Monday, 23 June 2008

Mind like water

As I go through life I find strange parallels. I am not in anyway a mystic and view such things with a healthy (in my view) scepticism. It was thus with a little surprise that I found myself using a metaphor I recognised, from old oriental teachings, when I was trying to define how to get things done. I had in my mind a colleague who had a negative outlook and who could find the objections to anything. I was trying to classify the differences between this attitude and my own as I thrive on problems people claim are impossible.

I started by thinking about the fact that I am happy to throw out ideas even if they are a shade ridiculous. Occasionally one of these ideas, when examined closely, will be practical despite being ridiculous. It will approach things from a different angle. Once you have seen how it might work you explore all around it and you either end up with a new approach, or more likely a set of objections. You then look for ways of getting around all of the objections. Sometimes this will kill the idea off and you go back to throwing out ideas, but sometimes you will manage all of the objections, and in the process develop a new view and a new approach that makes the whole thing look obvious.

The analogy I saw was of a vessel to contain water. Let's imagine one of those stone ponds the Japanese supposedly have in their gardens. The pond has great workmanship to make it water tight. The water does not think "this is a watertight pond, let's give up" it just seeps into anywhere it can. Most of the cracks and crevices will not go anywhere, but it fills them anyway. If there is a route through it will try to fill that too, and end up leaking very slowly out through it. The leaking will slowly wear away at the sides and, ever so slowly, widen the path. In the end you will have a hole so large you cannot see how it could ever have been thought of as water tight. This is the process for doing the seemingly impossible.

I thought about this for a while and was struck by the tie up with many philosophies. Then today I was looking at an article about getting things done and noticed it had the phrase "mind like water". On first glance it seemed to be using it quite differently, but looking closer I am not sure that it really is.

He is talking about 'the ready state of the martial artist, poised and stress-free" and goes on to suggest that “Your ability to generate power is directly proportional to your ability to relax,”. If you think about it the water simply relaxes into the shape available and everything else follows. A less relaxed substance like earth would never make it out.

This could all be just coincidence, but I like to think that I am just seeing the same things as others because I am looking at the same sorts of people doing the same things. Human nature is probably much the same regardless of geography and chronology.

Rufus Evison

Wednesday, 18 June 2008

Children: a corollary on automation

First time you do something for your child you just do it.
Second time you show them how to do it for themselves.
third time you ask them to do it for you.

Monday, 16 June 2008

When to automate...

The first time you have to do something just do it.
The second time you have to do something think about how to do it with less effort or automatically.
The third time don't do it, automate it and get it done for you.

RufusM Evison

Tuesday, 22 January 2008

Privacy Online

I was just working on something completely unrelated when it was forced home upon me how little online privacy there is. I came across a snippet of information in my web analytics that told me that someone who works for Threshers is researching a certain view of someone who works for Marks and Spencers. I will not go into any more detail about this view, just that while I do not know either of the people involved I could possibly have relations with either in a work context. It seems almost frightening that in the course of my work, which is actually potentially related to both of these companies I could see things that neither party thinks has been made public.

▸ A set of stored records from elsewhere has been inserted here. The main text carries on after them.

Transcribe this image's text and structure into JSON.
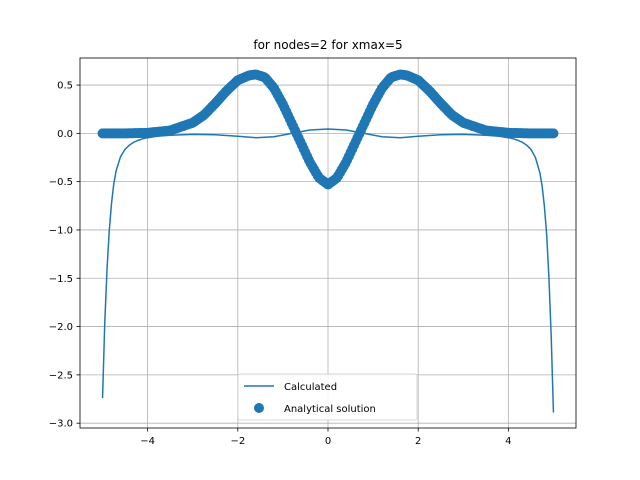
{
  "chart_data": {
    "type": "line",
    "title": "for nodes=2 for xmax=5",
    "xlabel": "",
    "ylabel": "",
    "xlim": [
      -5.5,
      5.5
    ],
    "ylim": [
      -3.05,
      0.78
    ],
    "xticks": [
      -4,
      -2,
      0,
      2,
      4
    ],
    "xtick_labels": [
      "−4",
      "−2",
      "0",
      "2",
      "4"
    ],
    "yticks": [
      0.5,
      0.0,
      -0.5,
      -1.0,
      -1.5,
      -2.0,
      -2.5,
      -3.0
    ],
    "ytick_labels": [
      "0.5",
      "0.0",
      "−0.5",
      "−1.0",
      "−1.5",
      "−2.0",
      "−2.5",
      "−3.0"
    ],
    "grid": true,
    "legend_position": "lower center",
    "color": "#1f77b4",
    "series": [
      {
        "name": "Calculated",
        "style": "line",
        "x": [
          -5.0,
          -4.95,
          -4.9,
          -4.85,
          -4.8,
          -4.75,
          -4.7,
          -4.6,
          -4.5,
          -4.4,
          -4.3,
          -4.2,
          -4.1,
          -4.0,
          -3.8,
          -3.5,
          -3.0,
          -2.5,
          -2.0,
          -1.6,
          -1.2,
          -0.8,
          -0.4,
          0.0,
          0.4,
          0.8,
          1.2,
          1.6,
          2.0,
          2.5,
          3.0,
          3.5,
          3.8,
          4.0,
          4.1,
          4.2,
          4.3,
          4.4,
          4.5,
          4.6,
          4.7,
          4.75,
          4.8,
          4.85,
          4.9,
          4.95,
          5.0
        ],
        "y": [
          -2.74,
          -1.95,
          -1.4,
          -1.0,
          -0.72,
          -0.52,
          -0.39,
          -0.24,
          -0.165,
          -0.12,
          -0.09,
          -0.07,
          -0.055,
          -0.045,
          -0.03,
          -0.02,
          -0.01,
          -0.015,
          -0.03,
          -0.045,
          -0.035,
          0.0,
          0.035,
          0.045,
          0.035,
          0.0,
          -0.035,
          -0.045,
          -0.03,
          -0.015,
          -0.01,
          -0.02,
          -0.03,
          -0.045,
          -0.055,
          -0.07,
          -0.09,
          -0.12,
          -0.165,
          -0.25,
          -0.41,
          -0.55,
          -0.76,
          -1.05,
          -1.5,
          -2.1,
          -2.89
        ]
      },
      {
        "name": "Analytical solution",
        "style": "scatter",
        "x": [
          -5.0,
          -4.5,
          -4.0,
          -3.5,
          -3.0,
          -2.75,
          -2.5,
          -2.25,
          -2.0,
          -1.75,
          -1.6,
          -1.4,
          -1.2,
          -1.0,
          -0.8,
          -0.6,
          -0.4,
          -0.2,
          0.0,
          0.2,
          0.4,
          0.6,
          0.8,
          1.0,
          1.2,
          1.4,
          1.6,
          1.75,
          2.0,
          2.25,
          2.5,
          2.75,
          3.0,
          3.5,
          4.0,
          4.5,
          5.0
        ],
        "y": [
          0.0,
          0.0,
          0.005,
          0.03,
          0.11,
          0.19,
          0.31,
          0.44,
          0.55,
          0.6,
          0.61,
          0.58,
          0.47,
          0.3,
          0.1,
          -0.1,
          -0.3,
          -0.46,
          -0.53,
          -0.46,
          -0.3,
          -0.1,
          0.1,
          0.3,
          0.47,
          0.58,
          0.61,
          0.6,
          0.55,
          0.44,
          0.31,
          0.19,
          0.11,
          0.03,
          0.005,
          0.0,
          0.0
        ]
      }
    ]
  }
}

I already knew that when you do anything online you leave a trail of breadcrumbs behind you. These allow people to follow you around if they want to do so. So why does it surprise me that these facts come to light? It surprised me because it is a concrete example where before I only had hypothetical examples.

Hypothetically you might be looking for a way to get back at a neighbour and so you might search for "bad things neighbour's-name" and then find a site which talks about your neighbour in a good way. You then leave, but your neighbour’s friend who runs the site sees the search engine term and goes to your neighbour and tells him that this referral occurred. Worse than that you searched from work and your company name was on the request. Your neighbour knows where you work. Now your neighbour can probably guess it was you. Small world online isn't it?

Things can get worse however. The site owner is a curious type and does a Google for the same terms and cannot see his site. He wonders how you came to be there and perseveres a bit. He discovers that for these terms he ranks 153 in the rankings and realises that to get there would involve paging though 16 pages of search results (standard config, it could be less pages if there are more results per page). That shows a certain amount of determination and implies strong feelings on behalf of the searcher. He can also see the snippet Google shows and realise that by this time you were clutching at straws. So now your neighbour knows you hate him with a vengeance (or were just drunk and stupid?). A little innocent web analytics has revealed something quite personal to someone you did not really want to know.

It all sounds pretty unlikely, far fetched and a bit of a stretch. Far fetched though it is, this is the equivalent of what has just happened. Given the snippet I have seen I am not going to take any action based on what I saw, but I could. I am an amiable sort, not given to giving people black looks, but if I were to give someone a look of hatred you can rest assured i would be looking over my shoulder first.